Главная > Статьи > Глава 7
Поиск на сайте   |  Карта сайта

Иван Андреевич Крылов

Аудио-басни

 

 

1-2-3

Глава 7

«Орел и паук». Гравюра Кулыбина с рис. И. Иванова

«Орел и паук».
Гравюра Кулыбина с
рис. И. Иванова
(по эскизу А. Н. Оленина)
к «Басням» И. А. Крылова
(СПб., 1815 г.).

«Если бы Крылов явился в наше время, он был бы творцом русской комедии», — заметил Белинский в 1840 г., когда Крылов завершил уже свой литературный путь.1 И действительно: дважды порывался Крылов творчески утвердиться в области комедийной драматургии. Первые басни создавались попутно с драматургическими опытами.

В начале литературной деятельности, на ряду с первой серией комедий, Крылов пишет свои первые басни и анонимно печатает их в «Утренних часах» Рахманинова (1788). Это были басни «Стыдливый игрок», «Судьба игроков», «Павлин и соловей», «Недовольный гостьми стихотворец»; в собрания своих басен Крылов их не включал. Затем — перерыв в 17 лет до 1805 г., когда Крылов переводит из Лафонтена басни «Дуб и трость», «Разборчивая невеста», «Трое молодых»; в 1806 г. они печатаются в журнале Шаликова «Московский зритель»; в 1807 г. написаны «Ворона и лисица», «Ларчик» и ряд других басен, напечатанных в 1808 г. в журнале Шаховского и Д. Языкова «Драматический вестник». В это же время, в 1806—1807 гг., написаны комедии «Модная лавка» и «Урок дочкам» (а также опера «Илья Богатырь»). Но это были последние попытки закрепиться на драматургическом пути. В 1809 г. вышел первый сборник басен. Крылов сосредоточивается на басне, как на основном для него и в известном смысле универсальном жанре.
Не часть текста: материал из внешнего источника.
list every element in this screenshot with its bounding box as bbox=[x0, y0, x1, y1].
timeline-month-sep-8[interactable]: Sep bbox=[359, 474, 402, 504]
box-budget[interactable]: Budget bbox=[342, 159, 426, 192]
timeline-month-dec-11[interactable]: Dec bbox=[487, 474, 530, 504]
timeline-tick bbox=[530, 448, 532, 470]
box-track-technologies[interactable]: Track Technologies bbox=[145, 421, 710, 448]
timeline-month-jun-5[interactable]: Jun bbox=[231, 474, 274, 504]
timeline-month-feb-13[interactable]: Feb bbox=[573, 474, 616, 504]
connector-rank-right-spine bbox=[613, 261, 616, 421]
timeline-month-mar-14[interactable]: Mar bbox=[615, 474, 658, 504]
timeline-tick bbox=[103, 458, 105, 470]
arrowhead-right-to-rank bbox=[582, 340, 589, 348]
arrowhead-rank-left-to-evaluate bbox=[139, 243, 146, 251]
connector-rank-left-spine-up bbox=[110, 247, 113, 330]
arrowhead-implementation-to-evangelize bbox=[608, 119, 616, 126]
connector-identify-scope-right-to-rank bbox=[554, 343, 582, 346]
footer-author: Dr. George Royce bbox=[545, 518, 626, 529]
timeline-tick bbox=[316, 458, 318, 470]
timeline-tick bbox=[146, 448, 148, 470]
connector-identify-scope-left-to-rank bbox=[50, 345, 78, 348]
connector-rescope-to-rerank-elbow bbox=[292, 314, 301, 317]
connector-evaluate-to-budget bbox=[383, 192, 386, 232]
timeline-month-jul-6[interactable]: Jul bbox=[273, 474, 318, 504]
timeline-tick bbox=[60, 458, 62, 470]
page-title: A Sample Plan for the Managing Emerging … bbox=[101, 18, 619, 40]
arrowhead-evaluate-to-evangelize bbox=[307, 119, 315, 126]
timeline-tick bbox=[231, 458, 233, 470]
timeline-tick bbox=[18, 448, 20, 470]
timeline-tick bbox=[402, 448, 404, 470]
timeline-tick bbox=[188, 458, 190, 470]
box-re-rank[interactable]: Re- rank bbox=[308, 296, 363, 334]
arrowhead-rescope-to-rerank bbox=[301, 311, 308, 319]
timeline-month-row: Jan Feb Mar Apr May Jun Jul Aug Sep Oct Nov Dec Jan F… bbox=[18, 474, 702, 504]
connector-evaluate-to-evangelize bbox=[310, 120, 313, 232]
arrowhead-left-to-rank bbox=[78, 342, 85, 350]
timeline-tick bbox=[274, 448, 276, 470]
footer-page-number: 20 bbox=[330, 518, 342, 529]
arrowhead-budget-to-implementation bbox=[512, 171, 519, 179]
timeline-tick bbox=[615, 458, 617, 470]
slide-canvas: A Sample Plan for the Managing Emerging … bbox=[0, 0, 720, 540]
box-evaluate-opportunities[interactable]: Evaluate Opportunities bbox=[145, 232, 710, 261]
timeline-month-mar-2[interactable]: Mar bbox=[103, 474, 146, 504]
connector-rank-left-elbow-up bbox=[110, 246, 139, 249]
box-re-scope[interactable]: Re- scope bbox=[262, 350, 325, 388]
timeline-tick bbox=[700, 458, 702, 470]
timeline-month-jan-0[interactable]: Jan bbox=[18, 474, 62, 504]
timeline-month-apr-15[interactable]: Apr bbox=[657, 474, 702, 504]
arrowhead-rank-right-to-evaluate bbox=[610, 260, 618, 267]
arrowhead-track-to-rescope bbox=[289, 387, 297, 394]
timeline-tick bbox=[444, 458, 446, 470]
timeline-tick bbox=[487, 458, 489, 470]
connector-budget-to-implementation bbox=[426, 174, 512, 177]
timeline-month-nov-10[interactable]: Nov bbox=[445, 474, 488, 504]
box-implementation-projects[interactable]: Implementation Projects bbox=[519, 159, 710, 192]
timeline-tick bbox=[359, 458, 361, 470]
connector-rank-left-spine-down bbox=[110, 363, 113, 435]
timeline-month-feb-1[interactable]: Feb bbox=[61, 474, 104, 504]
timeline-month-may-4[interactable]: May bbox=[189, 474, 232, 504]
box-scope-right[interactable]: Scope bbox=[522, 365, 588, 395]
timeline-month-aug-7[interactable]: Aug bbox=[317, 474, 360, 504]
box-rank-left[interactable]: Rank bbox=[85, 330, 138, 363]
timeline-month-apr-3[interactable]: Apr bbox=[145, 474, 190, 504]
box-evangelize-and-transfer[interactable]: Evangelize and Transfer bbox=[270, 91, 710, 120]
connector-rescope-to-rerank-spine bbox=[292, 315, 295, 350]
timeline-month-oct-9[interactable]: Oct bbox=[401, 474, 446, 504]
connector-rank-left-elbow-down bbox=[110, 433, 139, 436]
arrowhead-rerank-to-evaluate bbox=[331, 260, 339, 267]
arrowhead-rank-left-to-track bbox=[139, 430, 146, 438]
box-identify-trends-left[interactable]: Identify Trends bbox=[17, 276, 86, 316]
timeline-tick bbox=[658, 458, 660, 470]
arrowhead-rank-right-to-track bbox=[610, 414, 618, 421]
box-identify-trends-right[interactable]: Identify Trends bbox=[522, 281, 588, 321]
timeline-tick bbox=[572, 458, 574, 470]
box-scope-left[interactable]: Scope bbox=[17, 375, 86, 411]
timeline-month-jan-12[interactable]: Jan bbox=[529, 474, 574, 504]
В понимании басенного жанра Крылов исходил из определения Лафонтена, который назвал свои басни «пространной, стоактной комедией, разыгрываемой на мировой сцене». Но не только в этом общем и метафорическом смысле басня Крылова была связана с комедией. Эта связь получила у Крылова более конкретное и прямое значение. Родство басни с комедией в творчестве Крылова обнаруживается конструктивно. В Крылове-баснописце неизменно чувствуется Крылов-драматург. Необычайное развитие диалога во многих баснях, драматическая острота и динамичность реплик, которыми обмениваются басенные персонажи, сценически действенные положения и «ремарочный» характер авторского «комментария» к ним — все это делает иные басни миниатюрными «сценами», легко поддающимися театрализации. Таковы «Мышь и крыса», «Демьянова уха», «Откупщик и сапожник», «Волк и ягненок», «Любопытный», «Крестьянин и лисица» («Скажи мне, кумушка...»), «Лисица и сурок», «Два мужика», «Волк и кот», «Волк на псарне» и др. Реалистически конкретная социальная сатира выступила здесь в максимально-сжатой, лапидарной форме.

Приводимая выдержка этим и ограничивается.